Тревога уже закралась в сердце тонко чувствующей женщины. Но какую же надо было иметь сильную волю и какую всё ещё сильную любовь питать к мужу, чтобы не пойти на самую крайнюю и, для иных жён, наверное, на единственно приемлемую меру — на скандал!
Эрнестина избрала иной путь. Может быть, для неё, глубоко знающей беспокойный, неустойчивый характер мужа, самый приемлемый в сложившейся ситуации. Она, умная и волевая женщина, решила спасти его, не себя.
Кроме взрослой Анны, в семье никто не был и не мог быть посвящён в случившееся. И с нею одною советовалась Эрнестина, пытаясь осуществить единственно возможную меру, чтобы сохранить не просто их былой с Фёдором Ивановичем союз, но именно спасти его самого.

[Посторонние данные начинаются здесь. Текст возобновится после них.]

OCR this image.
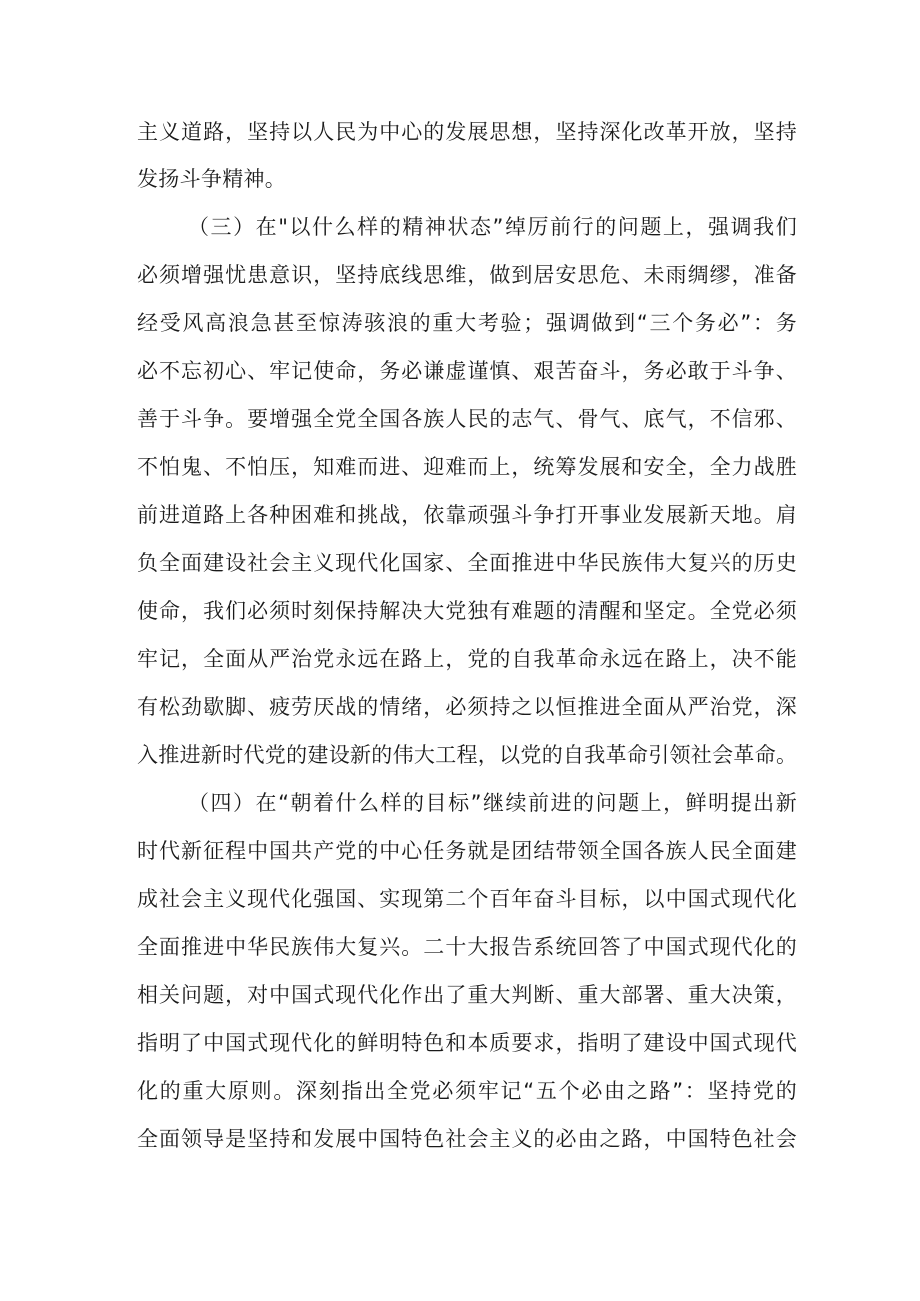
主义道路，坚持以人民为中心的发展思想，坚持深化改革开放，坚持
发扬斗争精神。
（三）在"以什么样的精神状态”绰厉前行的问题上，强调我们
必须增强忧患意识，坚持底线思维，做到居安思危、未雨绸缪，准备
经受风高浪急甚至惊涛骇浪的重大考验；强调做到“三个务必”：务
必不忘初心、牢记使命，务必谦虚谨慎、艰苦奋斗，务必敢于斗争、
善于斗争。要增强全党全国各族人民的志气、骨气、底气，不信邪、
不怕鬼、不怕压，知难而进、迎难而上，统筹发展和安全，全力战胜
前进道路上各种困难和挑战，依靠顽强斗争打开事业发展新天地。肩
负全面建设社会主义现代化国家、全面推进中华民族伟大复兴的历史
使命，我们必须时刻保持解决大党独有难题的清醒和坚定。全党必须
牢记，全面从严治党永远在路上，党的自我革命永远在路上，决不能
有松劲歇脚、疲劳厌战的情绪，必须持之以恒推进全面从严治党，深
入推进新时代党的建设新的伟大工程，以党的自我革命引领社会革命。
（四）在“朝着什么样的目标”继续前进的问题上，鲜明提出新
时代新征程中国共产党的中心任务就是团结带领全国各族人民全面建
成社会主义现代化强国、实现第二个百年奋斗目标，以中国式现代化
全面推进中华民族伟大复兴。二十大报告系统回答了中国式现代化的
相关问题，对中国式现代化作出了重大判断、重大部署、重大决策，
指明了中国式现代化的鲜明特色和本质要求，指明了建设中国式现代
化的重大原则。深刻指出全党必须牢记“五个必由之路”：坚持党的
全面领导是坚持和发展中国特色社会主义的必由之路，中国特色社会
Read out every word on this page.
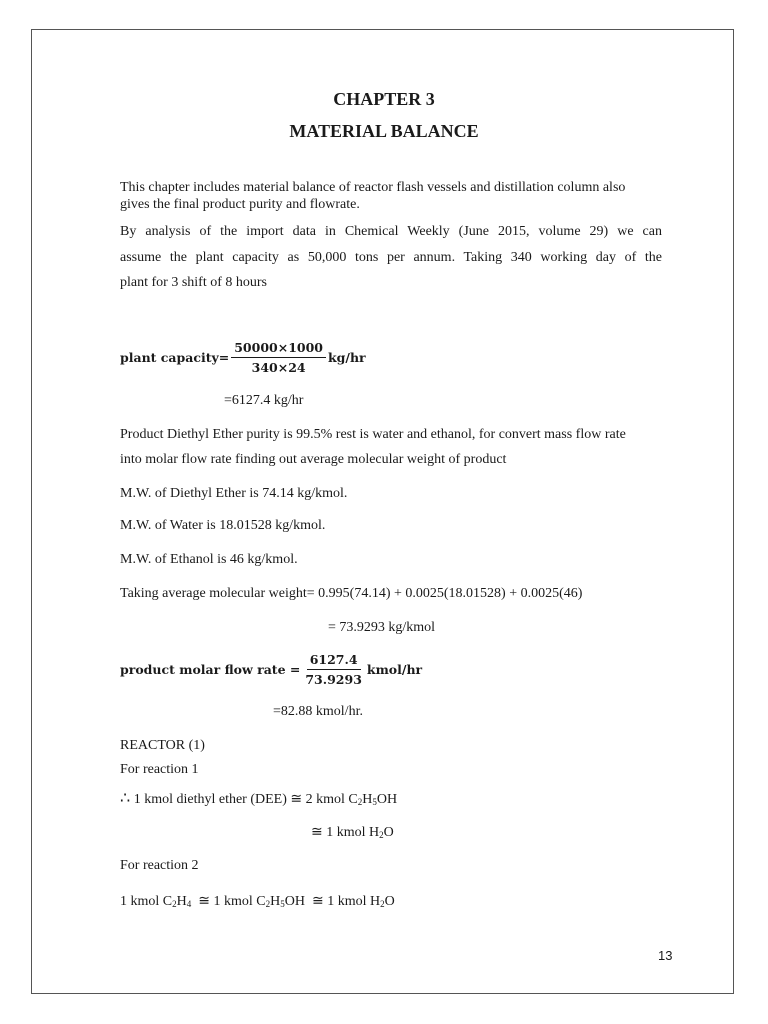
CHAPTER 3
MATERIAL BALANCE
This chapter includes material balance of reactor flash vessels and distillation column also
gives the final product purity and flowrate.
By analysis of the import data in Chemical Weekly (June 2015, volume 29) we can
assume the plant capacity as 50,000 tons per annum. Taking 340 working day of the
plant for 3 shift of 8 hours
plant capacity= $\frac{50000\times 1000}{340\times 24} kg/hr$
=6127.4 kg/hr
Product Diethyl Ether purity is 99.5% rest is water and ethanol, for convert mass flow rate
into molar flow rate finding out average molecular weight of product
M.W. of Diethyl Ether is 74.14 kg/kmol.
M.W. of Water is 18.01528 kg/kmol.
M.W. of Ethanol is 46 kg/kmol.
Taking average molecular weight= 0.995(74.14) + 0.0025(18.01528) + 0.0025(46)
= 73.9293 kg/kmol
product molar flow rate = $\frac{6127.4}{73.9293}$ kmol/hr
=82.88 kmol/hr.
REACTOR (1)
For reaction 1
∴ 1 kmol diethyl ether (DEE) ≅ 2 kmol $C_2H_5OH$
≅ 1 kmol $H_2O$
For reaction 2
1 kmol $C_2H_4$ ≅ 1 kmol $C_2H_5OH$ ≅ 1 kmol $H_2O$
13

Сразу же после того как Анна определилась в Зимнем дворце, Дарья перебралась к ней, а Екатерину пригласили к себе Сушковы, Эрнестина с Мари и Иваном почти на год уехала в Германию. Оттуда она написала Анне:
«Я много думала о том, что ты говорила в одном из предыдущих писем по поводу того, как хорошо было бы для нас провести несколько лет за границей. Если бы я только была уверена, что получу разрешение увезти Дмитрия из России на два года — а это было бы очень полезно для его здоровья — и если бы я знала, что там можно найти русского гувернёра (или немца, хорошо знающего Россию и знакомого с системой обучения, принятой в русских учебных заведениях), я не колебалась бы ни минуты и убедила бы твоего отца просить о таком месте, которое дало бы ему возможность провести за границей года два или три. В сущности, мне хотелось бы, чтоб это было не место, а скорее некое поручение, которое не влекло бы за собой никаких бесповоротных решений, ибо я менее всего думаю о том, чтобы покинуть Россию навсегда, но в силу тысячи разных причин ему необходимо порвать с некоторыми дурными привычками, возникшими в Петербурге, и я не вижу для этого иного средства, как удалить его оттуда — удалить на несколько лет...»
Но «дурные привычки» уже обернулись по существу второю семьёю.
Любоваться красотами Женевы означало ходить по городу, чего больные, измученные подагрою ноги, естественно, не могли позволить. Оставалась единственная возможность — использовать для передвижения экипаж.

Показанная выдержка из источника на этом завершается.